Realistic depth sensor simulation

Let’s see an example of generating SAPIEN Realistic Depth with StereoDepthSensor. First of all, we need to import the class we will be using, and set up our renderer and scene:

from sapien.core import Pose
from sapien.sensor import StereoDepthSensor, StereoDepthSensorConfig
    sim = sapien.Engine()

    renderer = sapien.SapienRenderer()
    sapien.render_config.camera_shader_dir = "rt"
    sapien.render_config.rt_samples_per_pixel = 32
    sapien.render_config.rt_max_path_depth = 8
    sapien.render_config.rt_use_denoiser = True

    scene = build_scene(sim, renderer)

We will be using ray-tracing renderer in this section. While StereoDepthSensor also supports rasterization renderer, using ray-tracing renderer can give us more realistic results. The scene we will be using is a simulated scene aligned to the following real scene:


You can find the detailed code of build_scene in the full script.

Now, let’s add a StereoDepthSensor to the scene:

sensor_config = StereoDepthSensorConfig()
sensor = StereoDepthSensor('sensor', scene, sensor_config)

StereoDepthSensor supports a large number of configurable parameters to maximize its flexibility of simulating different sensors. For more information, Please check the API doc for class StereoDepthSensorConfig.

Optionally, you can mount the sensor to an existing actor:

sensor_config = StereoDepthSensorConfig()
sensor = StereoDepthSensor('sensor', scene, sensor_config, mount=actor, pose=Pose()) # pose is relative to mount

After mounting to an actor, the sensor will move along with it. Calling sensor.set_local_pose can adjust the relative pose to the mounted actor.

sensor behaves very similar to a camera. You can set_pose (or set_local_pose when mounted) and take_picture just like working with a camera. In addtion to these basic functions, you can compute_depth and get_pointcloud on the sensor:

    sensor.set_pose(Pose([-0.13732728, 0.13584249, 0.82386769], [0.84667092, -0.01287458, 0.53195302, -0.00292851]))


One important difference between camera and sensor is that while camera will only take picture of an RGB image, sensor will take another pair of infrared images, which will be used to compute depth. After calling take_picture, the RGB image and infrared images will be saved within sensor. Calling sensor.get_rgb and sensor.get_ir will return the pictures in ndarray form. Let’s take a look at them:


Simulated RGB image from sensor.


One of the simulated infrared images from sensor.
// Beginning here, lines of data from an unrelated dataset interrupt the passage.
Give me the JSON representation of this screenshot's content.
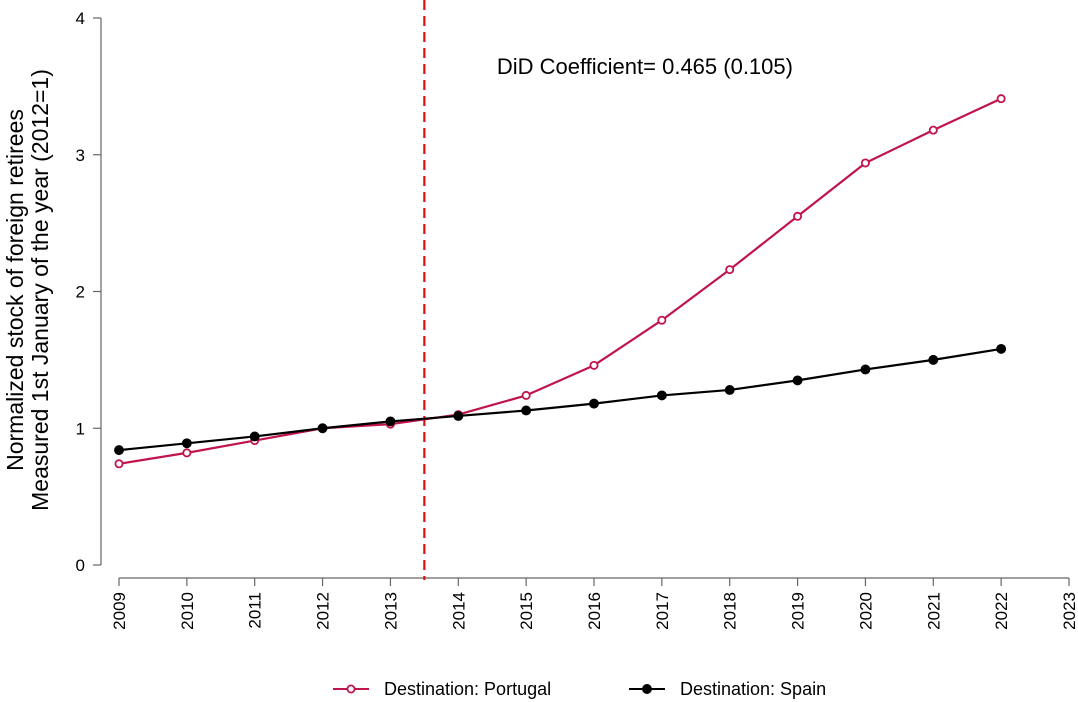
{
  "chart_data": {
    "type": "line",
    "title": "",
    "xlabel": "",
    "ylabel_line1": "Normalized stock of foreign retirees",
    "ylabel_line2": "Measured 1st January of the year (2012=1)",
    "x_ticks": [
      "2009",
      "2010",
      "2011",
      "2012",
      "2013",
      "2014",
      "2015",
      "2016",
      "2017",
      "2018",
      "2019",
      "2020",
      "2021",
      "2022",
      "2023"
    ],
    "y_ticks": [
      "0",
      "1",
      "2",
      "3",
      "4"
    ],
    "xlim": [
      2009,
      2023
    ],
    "ylim": [
      0,
      4
    ],
    "grid": false,
    "x": [
      2009,
      2010,
      2011,
      2012,
      2013,
      2014,
      2015,
      2016,
      2017,
      2018,
      2019,
      2020,
      2021,
      2022
    ],
    "series": [
      {
        "name": "Destination: Portugal",
        "color": "#c0144a",
        "marker": "hollow-circle",
        "values": [
          0.74,
          0.82,
          0.91,
          1.0,
          1.03,
          1.1,
          1.24,
          1.46,
          1.79,
          2.16,
          2.55,
          2.94,
          3.18,
          3.41
        ]
      },
      {
        "name": "Destination: Spain",
        "color": "#000000",
        "marker": "filled-circle",
        "values": [
          0.84,
          0.89,
          0.94,
          1.0,
          1.05,
          1.09,
          1.13,
          1.18,
          1.24,
          1.28,
          1.35,
          1.43,
          1.5,
          1.58
        ]
      }
    ],
    "vline": {
      "x": 2013.5,
      "color": "#e01010",
      "style": "dashed"
    },
    "annotation": {
      "text": "DiD Coefficient= 0.465 (0.105)",
      "x": 2016.75,
      "y": 3.65
    },
    "legend_position": "bottom"
  }
}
Calling compute_depth after take_picture will generate the depth map and save it within sensor. Similarly, we can get the computed depth ndarray by calling sensor.get_depth. Let’s compare our simulated depth with depth generated by real-world depth sensor:


Depth map generated by real-world depth sensor.
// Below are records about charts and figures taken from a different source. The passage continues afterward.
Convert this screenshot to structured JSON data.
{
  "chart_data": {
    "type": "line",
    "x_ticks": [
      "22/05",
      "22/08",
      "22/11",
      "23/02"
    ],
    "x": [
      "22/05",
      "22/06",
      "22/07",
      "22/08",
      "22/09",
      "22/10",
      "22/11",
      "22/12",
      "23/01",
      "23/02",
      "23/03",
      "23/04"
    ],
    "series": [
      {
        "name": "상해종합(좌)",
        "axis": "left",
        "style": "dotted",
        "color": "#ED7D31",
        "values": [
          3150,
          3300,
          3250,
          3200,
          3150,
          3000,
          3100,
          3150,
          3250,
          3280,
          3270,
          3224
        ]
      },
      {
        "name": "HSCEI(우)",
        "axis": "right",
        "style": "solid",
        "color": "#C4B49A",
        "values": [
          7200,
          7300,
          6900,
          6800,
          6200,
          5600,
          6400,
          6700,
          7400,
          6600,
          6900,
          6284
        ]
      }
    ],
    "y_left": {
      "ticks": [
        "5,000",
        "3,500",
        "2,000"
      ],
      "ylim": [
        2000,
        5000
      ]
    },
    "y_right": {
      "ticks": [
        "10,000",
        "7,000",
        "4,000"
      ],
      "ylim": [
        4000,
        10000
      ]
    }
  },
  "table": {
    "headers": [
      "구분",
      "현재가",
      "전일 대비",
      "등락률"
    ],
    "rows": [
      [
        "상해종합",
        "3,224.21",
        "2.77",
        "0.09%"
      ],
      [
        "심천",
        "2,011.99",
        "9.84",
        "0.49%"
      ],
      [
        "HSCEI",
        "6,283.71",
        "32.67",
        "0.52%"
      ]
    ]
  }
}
SAPIEN Realistic Depth generated by sensor.


The final depth map will be transformed into RGB camera frame, which means that it will have the same resolution and frame as of the RGB camera. This allows easy integration of RGBD image or RGB point cloud.

Finally, you can easily get a point cloud by calling sensor.get_pointcloud. You can choose if you want to fuse the pointcloud into a RGB point cloud ([x, y, z, r, g, b]) by specifying with_rgb. Let’s visualize the point cloud with Open3D:

    pc = sensor.get_pointcloud(with_rgb=True) # From RGB camera's view with x rightward, y downward, z forward
    pcd = o3d.geometry.PointCloud(o3d.utility.Vector3dVector(pc[..., :3] * np.array([1, -1, -1]))) # Change axis direction for easier view
    pcd.colors = o3d.utility.Vector3dVector(pc[..., 3:])
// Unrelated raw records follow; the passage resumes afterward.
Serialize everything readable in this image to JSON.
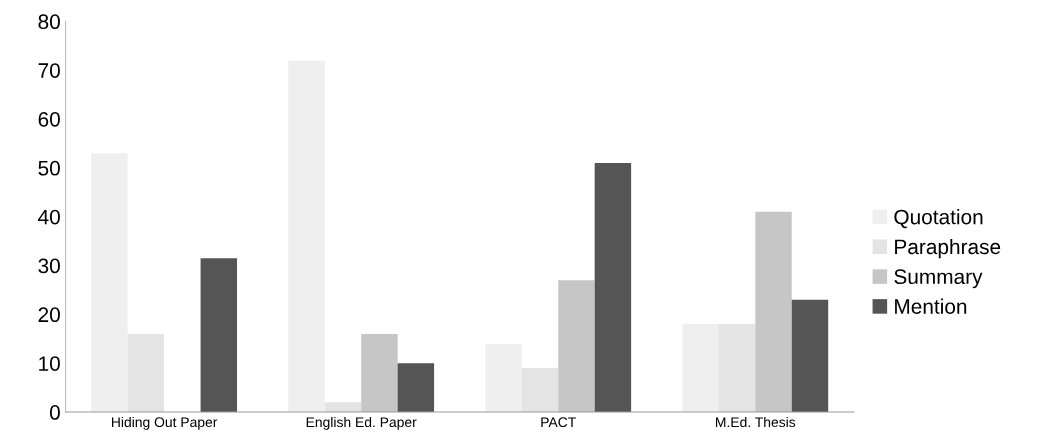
{
  "chart_data": {
    "type": "bar",
    "categories": [
      "Hiding Out Paper",
      "English Ed. Paper",
      "PACT",
      "M.Ed. Thesis"
    ],
    "series": [
      {
        "name": "Quotation",
        "color": "#efefef",
        "values": [
          53,
          72,
          14,
          18
        ]
      },
      {
        "name": "Paraphrase",
        "color": "#e4e4e4",
        "values": [
          16,
          2,
          9,
          18
        ]
      },
      {
        "name": "Summary",
        "color": "#c6c6c6",
        "values": [
          0,
          16,
          27,
          41
        ]
      },
      {
        "name": "Mention",
        "color": "#555555",
        "values": [
          31.5,
          10,
          51,
          23
        ]
      }
    ],
    "ylim": [
      0,
      80
    ],
    "yticks": [
      0,
      10,
      20,
      30,
      40,
      50,
      60,
      70,
      80
    ],
    "grid": false,
    "legend": "right"
  }
}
RGB point cloud restored from SAPIEN Realistic Depth.


The point cloud will be from RGB camera’s view, with x-axis rightward, y-axis downward, and z-axis forward.

Boosting simulation speed

The entire depth simulation pipeline in SAPIEN has been highly-optimized on GPU. It is possible to achieve real-time (60+ FPS) performance with SteroDepthSensor under certain resolution. Let’s see a few tricks that can further boost the speed of StereoDepthSensor.

If depth is the only needed data and RGB data is not needed, you can specify infrared_only when calling take_picture:


This can save the time for rendering RGB image.

As mentioned above, the final depth map generated by StereoDepthSensor will be transformed into RGB camera frame. It will be of the same resolution and frame as of the RGB camera. This feature can be used to achieve fast downsampling/upsampling. All you need is to specify the rgb_resolution of the StereoDepthSensorConfig as the final resolution you want to sample on, and StereoDepthSensor will do that for you on the GPU. In this way, you don’t need to attach any slow CPU resampling function to it.

In general, lowering rt_samples_per_pixel for renderer, ir_resolution of sensor config and max_disp of sensor config are all good ways to enhance computation speed. For example, try changing the rt_samples_per_pixel in our script from 32 to 8. You might find that we can get almost as good results as before while sensor.take_picture now runs much faster. However, note that these changes generally will have some effect (trade quality with speed) on the output depth map. You can freely adjust the parameters until you find the settings that satisfies your need.

Seamless transfer to other GPU libraries

StereoDepthSensor can return output in DLPack tensor format. DLPack tensor is a common data format that has been adopted by many popular libraries such as PyTorch or TensorFlow. Through DLPack, the output depth map or point cloud can be seamlessly transferred into gpu tensors of those libraries without the need of additional CPU-GPU transfer. This further allows StereoDepthSensor to maximize its speed.

In addition, StereoDepthSensor has a function get_depth_dl_tensor that can return a DLPack tensor. Through DLPack, the output depth map can be seamlessly transferred into gpu tensors of common deep learning library such as PyTorch and TensorFlow. This can save the time for unnessecary GPU-to-CPU transfer. For example, directly creating a PyTorch GPU tensor from StereoDepthSensor is as simple as one line:

For example, directly passing the generated depth map from StereoDepthSensor to PyTorch without CPU-GPU transfer is as simple as two lines:

depth_dl = sensor.get_depth_dl_tensor()
depth_tensor = torch.utils.dlpack.from_dlpack(depth_dl).clone()

This also works for transferring point cloud:

pointcloud_dl = sensor.get_pointcloud_dl_tensor()
pointcloud_tensor = torch.utils.dlpack.from_dlpack(pointcloud_dl).clone()


[1] Zhang, X., Chen, R., Li, A., Xiang, F., Qin, Y., Gu, J., Ling, Z., Liu, M., Zeng, P., Han, S., Huang, Z., Mu, T., Xu, J., & Su, H. (2023). Close the Optical Sensing Domain Gap by Physics-Grounded Active Stereo Sensor Simulation. IEEE Transactions on Robotics, 1–19.